A experiência de escutar música mudou tantas vezes nos últimos anos que diferentes espécies de ouvintes convivem hoje no mesmo habitat e tempo histórico. Tem quem ainda ouve música no rádio de pilha – e quem nem sabe que trem é esse. Há os que assinam serviços de streaming, os que preferem o YouTube e os que continuam comprando vinil ou CD, mas, pasmem, alguns nem sequer rompem a embalagem: para esses, o disco deixou de ser uma mídia e hoje cumpre a função de relíquia – como um pôster ou uma camiseta. Há, claro, os que continuam escutando discos à moda tradicional, com tempo e dedicação aos detalhes, mas os que ouvem apenas o comecinho das faixas, sem paciência para ir até o fim de uma música ou de um álbum, também estão aí.
Quem se habituou ao streaming, como eu, vive sintonizado numa rádio customizada em que todas as épocas e gêneros se misturam. Em segundos, localizo as músicas que tocavam no rádio quando eu era criança, as que embalaram minhas fossas, as que me levantaram o astral, as que me revelaram a poesia das coisas. Enquanto isso, o algoritmo vai trabalhando pra mim, aprendendo meus gostos e selecionando novidades.

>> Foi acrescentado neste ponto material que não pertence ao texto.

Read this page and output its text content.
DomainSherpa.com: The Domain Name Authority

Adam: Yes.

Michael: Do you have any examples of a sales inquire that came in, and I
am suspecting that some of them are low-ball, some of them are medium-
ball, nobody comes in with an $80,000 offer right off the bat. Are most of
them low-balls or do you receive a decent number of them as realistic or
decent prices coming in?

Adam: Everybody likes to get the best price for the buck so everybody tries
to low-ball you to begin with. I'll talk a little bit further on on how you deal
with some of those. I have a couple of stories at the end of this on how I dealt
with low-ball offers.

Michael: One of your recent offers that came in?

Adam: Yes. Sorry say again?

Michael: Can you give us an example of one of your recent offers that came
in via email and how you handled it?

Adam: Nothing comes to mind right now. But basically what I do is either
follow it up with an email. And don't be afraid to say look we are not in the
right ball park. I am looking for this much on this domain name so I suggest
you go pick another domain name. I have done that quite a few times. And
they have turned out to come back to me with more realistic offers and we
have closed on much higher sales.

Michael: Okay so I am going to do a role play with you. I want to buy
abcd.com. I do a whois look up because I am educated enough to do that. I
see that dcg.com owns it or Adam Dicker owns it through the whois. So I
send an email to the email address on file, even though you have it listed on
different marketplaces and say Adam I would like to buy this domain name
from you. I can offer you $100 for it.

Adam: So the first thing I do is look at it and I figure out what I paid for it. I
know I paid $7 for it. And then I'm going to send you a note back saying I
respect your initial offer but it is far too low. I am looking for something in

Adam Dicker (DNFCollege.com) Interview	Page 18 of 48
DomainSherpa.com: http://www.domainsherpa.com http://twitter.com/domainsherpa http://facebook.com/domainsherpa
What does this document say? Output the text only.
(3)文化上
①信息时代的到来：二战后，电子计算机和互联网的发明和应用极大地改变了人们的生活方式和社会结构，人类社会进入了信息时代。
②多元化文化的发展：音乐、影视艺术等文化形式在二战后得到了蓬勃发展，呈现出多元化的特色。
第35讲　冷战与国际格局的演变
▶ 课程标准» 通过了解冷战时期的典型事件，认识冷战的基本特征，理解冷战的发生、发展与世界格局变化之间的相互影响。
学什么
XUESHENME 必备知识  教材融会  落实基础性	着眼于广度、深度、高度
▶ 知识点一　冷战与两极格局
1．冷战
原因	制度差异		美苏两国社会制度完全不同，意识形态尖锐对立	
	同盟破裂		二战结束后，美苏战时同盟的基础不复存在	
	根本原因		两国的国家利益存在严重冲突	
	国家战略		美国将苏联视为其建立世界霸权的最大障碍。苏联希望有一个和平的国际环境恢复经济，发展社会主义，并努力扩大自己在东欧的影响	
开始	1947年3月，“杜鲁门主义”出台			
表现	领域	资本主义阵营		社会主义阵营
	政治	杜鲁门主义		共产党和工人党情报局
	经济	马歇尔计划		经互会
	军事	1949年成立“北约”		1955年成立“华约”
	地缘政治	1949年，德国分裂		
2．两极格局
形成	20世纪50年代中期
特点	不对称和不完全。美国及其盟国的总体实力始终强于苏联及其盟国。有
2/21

Diante dessa oferta virtualmente ilimitada de opções, a trilha sonora encapsulada em playlists parece se adaptar ao estado de espírito ou atividade: música para trabalhar, para caminhar, para sentir saudade... Esse hábito acaba colocando em segundo plano a experiência única de absorver o que um artista tem a nos dizer quando nos dedicamos a escutá-lo com toda a atenção – como no tempo em que comprar um disco novo era um grande acontecimento.
Pensei nisso ouvindo (no streaming) o comovente álbum de músicas inéditas de Aldir Blanc lançado há algumas semanas. Aldir Blanc pode ser irônico, lírico, melancólico, contundente e cada uma dessas facetas está presente no disco póstumo, que reúne alguns dos seus principais parceiros. Somos todos herdeiros desse testamento musical sublime, mas é preciso ouvir o disco do começo ao fim, com calma, para usufruir desse tesouro. Pra mim, a chave do cofre está escondida na música mais bonita do disco, Provavelmente em Búzios: “Contra o mundo e contra o tempo / Tenho a música e o verso / Cada história que acabar / Eu viro a folha e recomeço”.